Ma i greci, non conformisti, accanto al chrónos ave- vano un’altra concezione del tempo, cui riservavano il nome di kairós. Nel chrónos prevale una visione del tempo quantitativa, una sorta di vertiginosa contabilizzazione, una inalterabile linea continua che ci stringe nella sua tela. E se c’è una cosa che sappiamo, è che non è questa l’esperienza del tempo che darà un’anima al mondo. Il tempo può tuttavia essere sperimentato anche come realtà qualitativa, cioè come ‘tempo di’, ‘tempo per’. Ciò che in questo caso viene sottolineato non è tanto la durata quanto il momento propizio, il punto di svolta, l’ora dell’accoglienza della grazia capace di modificare i riferimenti del mondo. Se così avviene, il chrónos sarà stato trasformato in kairós.
Dalla quarantena al tempo gratuito
Nell’immaginario contemporaneo, il termine ‘quarantena’ ci riporta a mondi remoti, che la modernità ha superato, applicabile a pochi casi individuali per i quali la gravità della patologia impone questa arcana pratica di sicurezza. L’idea di intere metropoli o Paesi in quarantena rappresenta un’anomalia assoluta. Non meraviglia, per- tanto, che la prima reazione sia la paura, e dia luogo alle forme più diverse di esasperata claustrofobia. Coloro che – mossi da motivazioni religiose o da scelte consapevoli di vita – hanno imparato a rendere feconda e solidale la propria solitudine sono partiti da un percorso iniziatico, hanno educato il loro cuore in questo senso, consapevoli di andare controcorrente. In effetti, è un tipo di educazione che manca in una società dove gli stimoli dominanti vanno in direzione opposta: nella linea dell’escapismo, dello stordimento consumista, di una vita massificata e dispersa.

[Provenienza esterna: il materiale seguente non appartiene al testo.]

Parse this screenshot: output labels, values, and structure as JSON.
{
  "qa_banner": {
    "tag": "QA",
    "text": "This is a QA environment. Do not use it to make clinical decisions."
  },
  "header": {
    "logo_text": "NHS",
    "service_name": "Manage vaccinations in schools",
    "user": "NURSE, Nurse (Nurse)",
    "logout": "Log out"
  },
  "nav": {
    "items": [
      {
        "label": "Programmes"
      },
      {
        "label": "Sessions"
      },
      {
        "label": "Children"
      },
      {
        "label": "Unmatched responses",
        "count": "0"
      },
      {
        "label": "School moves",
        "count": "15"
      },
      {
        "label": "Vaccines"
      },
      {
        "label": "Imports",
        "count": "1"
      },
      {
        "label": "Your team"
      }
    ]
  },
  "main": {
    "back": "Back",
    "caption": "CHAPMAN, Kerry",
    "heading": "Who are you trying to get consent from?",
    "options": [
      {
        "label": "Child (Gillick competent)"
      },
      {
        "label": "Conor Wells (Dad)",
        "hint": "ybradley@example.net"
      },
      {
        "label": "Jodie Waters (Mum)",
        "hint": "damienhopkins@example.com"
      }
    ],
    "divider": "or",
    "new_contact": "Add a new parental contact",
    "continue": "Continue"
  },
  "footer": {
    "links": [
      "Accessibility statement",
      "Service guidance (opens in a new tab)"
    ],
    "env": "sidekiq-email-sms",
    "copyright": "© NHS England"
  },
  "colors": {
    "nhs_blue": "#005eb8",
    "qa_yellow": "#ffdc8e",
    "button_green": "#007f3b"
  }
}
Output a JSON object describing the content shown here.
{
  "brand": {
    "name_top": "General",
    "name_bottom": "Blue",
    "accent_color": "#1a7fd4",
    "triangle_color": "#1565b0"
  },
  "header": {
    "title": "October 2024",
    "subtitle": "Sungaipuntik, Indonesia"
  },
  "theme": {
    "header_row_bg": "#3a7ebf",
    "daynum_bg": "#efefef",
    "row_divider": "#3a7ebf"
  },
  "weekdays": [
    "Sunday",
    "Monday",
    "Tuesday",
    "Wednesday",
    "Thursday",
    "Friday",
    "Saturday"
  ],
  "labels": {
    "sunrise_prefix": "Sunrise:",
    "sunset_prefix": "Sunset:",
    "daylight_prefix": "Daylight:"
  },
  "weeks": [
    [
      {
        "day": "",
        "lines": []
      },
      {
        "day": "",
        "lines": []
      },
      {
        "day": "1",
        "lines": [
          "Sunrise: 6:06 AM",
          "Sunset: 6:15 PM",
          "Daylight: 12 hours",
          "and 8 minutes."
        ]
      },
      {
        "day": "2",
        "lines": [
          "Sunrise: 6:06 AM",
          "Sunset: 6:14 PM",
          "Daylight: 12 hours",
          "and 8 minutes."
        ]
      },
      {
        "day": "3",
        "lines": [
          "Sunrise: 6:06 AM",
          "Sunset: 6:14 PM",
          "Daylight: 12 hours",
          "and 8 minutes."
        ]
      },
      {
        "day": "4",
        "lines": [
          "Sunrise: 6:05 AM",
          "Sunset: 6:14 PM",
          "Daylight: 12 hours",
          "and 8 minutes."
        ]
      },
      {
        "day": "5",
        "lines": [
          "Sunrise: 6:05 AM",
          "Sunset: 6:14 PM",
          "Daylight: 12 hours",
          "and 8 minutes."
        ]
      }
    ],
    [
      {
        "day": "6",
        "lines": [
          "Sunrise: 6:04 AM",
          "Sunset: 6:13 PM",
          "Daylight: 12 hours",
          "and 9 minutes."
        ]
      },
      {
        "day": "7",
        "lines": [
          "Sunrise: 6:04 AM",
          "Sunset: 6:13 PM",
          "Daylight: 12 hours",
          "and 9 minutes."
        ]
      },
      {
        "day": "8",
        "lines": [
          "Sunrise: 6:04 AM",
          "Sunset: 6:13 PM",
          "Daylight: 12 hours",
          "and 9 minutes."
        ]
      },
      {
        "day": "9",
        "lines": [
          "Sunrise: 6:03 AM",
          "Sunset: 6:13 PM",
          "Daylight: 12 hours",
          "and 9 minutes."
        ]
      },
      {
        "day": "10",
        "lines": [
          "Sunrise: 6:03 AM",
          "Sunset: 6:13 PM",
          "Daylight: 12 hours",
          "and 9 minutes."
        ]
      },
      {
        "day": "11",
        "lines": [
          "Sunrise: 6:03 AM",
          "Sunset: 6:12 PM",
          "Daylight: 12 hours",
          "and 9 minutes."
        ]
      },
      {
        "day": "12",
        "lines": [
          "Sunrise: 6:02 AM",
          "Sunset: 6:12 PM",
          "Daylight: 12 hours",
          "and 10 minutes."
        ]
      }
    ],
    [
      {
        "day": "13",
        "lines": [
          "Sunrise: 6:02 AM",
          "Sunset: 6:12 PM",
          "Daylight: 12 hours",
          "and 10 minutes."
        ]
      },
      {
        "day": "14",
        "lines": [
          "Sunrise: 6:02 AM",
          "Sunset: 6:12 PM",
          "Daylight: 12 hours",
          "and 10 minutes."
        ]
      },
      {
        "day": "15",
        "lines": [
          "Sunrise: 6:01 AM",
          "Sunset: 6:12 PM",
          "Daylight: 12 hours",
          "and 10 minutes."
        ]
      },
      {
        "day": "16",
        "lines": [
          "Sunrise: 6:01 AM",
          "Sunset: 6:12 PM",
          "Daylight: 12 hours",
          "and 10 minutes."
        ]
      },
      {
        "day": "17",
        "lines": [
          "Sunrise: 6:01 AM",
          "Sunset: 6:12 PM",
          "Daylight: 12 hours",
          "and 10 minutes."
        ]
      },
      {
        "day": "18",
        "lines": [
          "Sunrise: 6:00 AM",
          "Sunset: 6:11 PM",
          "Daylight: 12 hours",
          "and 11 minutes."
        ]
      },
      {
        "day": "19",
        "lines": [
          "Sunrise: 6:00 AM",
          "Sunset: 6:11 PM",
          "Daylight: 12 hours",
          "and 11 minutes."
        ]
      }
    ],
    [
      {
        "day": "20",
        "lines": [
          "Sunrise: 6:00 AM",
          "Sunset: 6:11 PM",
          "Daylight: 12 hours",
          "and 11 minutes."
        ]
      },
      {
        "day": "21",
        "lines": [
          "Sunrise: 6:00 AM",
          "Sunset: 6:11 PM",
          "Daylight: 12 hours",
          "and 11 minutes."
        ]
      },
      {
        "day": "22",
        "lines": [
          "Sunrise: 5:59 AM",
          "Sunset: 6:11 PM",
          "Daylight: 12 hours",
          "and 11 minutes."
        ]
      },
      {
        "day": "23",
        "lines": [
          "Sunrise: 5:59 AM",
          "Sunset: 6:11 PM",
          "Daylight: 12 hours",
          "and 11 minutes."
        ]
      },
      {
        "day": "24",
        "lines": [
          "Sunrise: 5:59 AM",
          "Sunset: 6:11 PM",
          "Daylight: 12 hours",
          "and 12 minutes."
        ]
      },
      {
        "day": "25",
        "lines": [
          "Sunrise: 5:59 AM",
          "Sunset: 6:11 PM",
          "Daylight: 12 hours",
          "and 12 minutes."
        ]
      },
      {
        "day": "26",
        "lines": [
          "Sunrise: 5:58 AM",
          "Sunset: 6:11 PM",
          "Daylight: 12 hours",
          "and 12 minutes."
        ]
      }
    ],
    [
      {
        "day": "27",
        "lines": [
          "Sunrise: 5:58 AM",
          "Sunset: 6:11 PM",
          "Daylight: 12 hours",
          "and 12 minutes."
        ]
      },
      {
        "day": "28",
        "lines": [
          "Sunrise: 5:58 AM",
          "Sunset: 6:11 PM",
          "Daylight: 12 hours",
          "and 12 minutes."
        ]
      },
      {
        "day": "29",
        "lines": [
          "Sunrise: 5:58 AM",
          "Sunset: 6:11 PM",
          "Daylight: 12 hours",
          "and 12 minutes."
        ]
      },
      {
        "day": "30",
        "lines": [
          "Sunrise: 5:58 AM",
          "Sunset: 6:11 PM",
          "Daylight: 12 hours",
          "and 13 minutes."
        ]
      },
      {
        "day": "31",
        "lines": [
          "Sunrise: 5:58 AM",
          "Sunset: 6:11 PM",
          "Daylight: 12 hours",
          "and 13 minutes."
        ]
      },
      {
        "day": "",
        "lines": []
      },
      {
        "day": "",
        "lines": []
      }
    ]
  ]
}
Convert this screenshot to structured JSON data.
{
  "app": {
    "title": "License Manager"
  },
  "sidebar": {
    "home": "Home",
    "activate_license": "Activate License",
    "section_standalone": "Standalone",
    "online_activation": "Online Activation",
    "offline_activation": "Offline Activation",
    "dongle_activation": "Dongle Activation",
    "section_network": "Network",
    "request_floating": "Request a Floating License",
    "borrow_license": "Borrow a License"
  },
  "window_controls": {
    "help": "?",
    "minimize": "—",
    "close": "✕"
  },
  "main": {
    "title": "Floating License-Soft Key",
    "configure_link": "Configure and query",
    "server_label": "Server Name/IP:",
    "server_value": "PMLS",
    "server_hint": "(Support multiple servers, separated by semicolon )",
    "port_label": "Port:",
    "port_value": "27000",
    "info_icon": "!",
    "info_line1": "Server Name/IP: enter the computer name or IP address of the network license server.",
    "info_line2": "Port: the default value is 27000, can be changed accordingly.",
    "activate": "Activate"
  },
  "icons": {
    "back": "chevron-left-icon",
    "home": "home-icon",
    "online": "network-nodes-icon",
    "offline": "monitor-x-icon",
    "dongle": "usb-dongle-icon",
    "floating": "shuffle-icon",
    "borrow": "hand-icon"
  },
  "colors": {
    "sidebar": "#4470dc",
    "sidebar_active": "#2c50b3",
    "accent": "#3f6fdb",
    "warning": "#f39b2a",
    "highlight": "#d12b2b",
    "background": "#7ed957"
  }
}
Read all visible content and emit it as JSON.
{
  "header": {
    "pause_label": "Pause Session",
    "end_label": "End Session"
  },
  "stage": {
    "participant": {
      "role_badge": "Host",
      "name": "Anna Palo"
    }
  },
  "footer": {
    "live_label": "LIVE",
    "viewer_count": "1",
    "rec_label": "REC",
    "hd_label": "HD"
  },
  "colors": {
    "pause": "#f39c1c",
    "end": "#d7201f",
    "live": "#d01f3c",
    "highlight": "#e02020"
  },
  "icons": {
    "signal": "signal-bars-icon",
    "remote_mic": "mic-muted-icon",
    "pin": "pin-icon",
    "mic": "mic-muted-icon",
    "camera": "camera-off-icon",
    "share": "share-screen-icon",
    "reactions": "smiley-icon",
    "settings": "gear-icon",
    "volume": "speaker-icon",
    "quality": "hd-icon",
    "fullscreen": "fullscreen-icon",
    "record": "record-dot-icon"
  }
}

Per questo siamo convocati, come società, a un’esperienza pedagogica che porti a capire come la quarantena non sia unicamente un violento rimedio forzoso del quale vediamo solo i lati negativi, ma possa aiutarci, sia pure con un innegabile sforzo, a mutare il chrónos in kairós. Abbiamo passato la vita intera a dirci che time is money e nemmeno ci siamo accorti del costo esistenziale di questa affermazione. Ora può essere il momento di andare in cerca di quanto abbiamo perduto; di ciò che abbiamo sistematicamente rinunciato a dire; di quell’amore per il quale non abbiamo mai trovato una parola né l’occasione; di quella gratitudine soffocata che adesso possiamo gustare ed esercitare. Non dobbiamo guardare alla quarantena unicamente come a un avverso congelamento della vita che ci tiene reclusi, elencando maniacalmente tutto quello che stiamo perdendo. Ne usciremo più maturi se ne approfitteremo come di un dono, come di uno spazio plastico e aperto, come di un tempo per essere.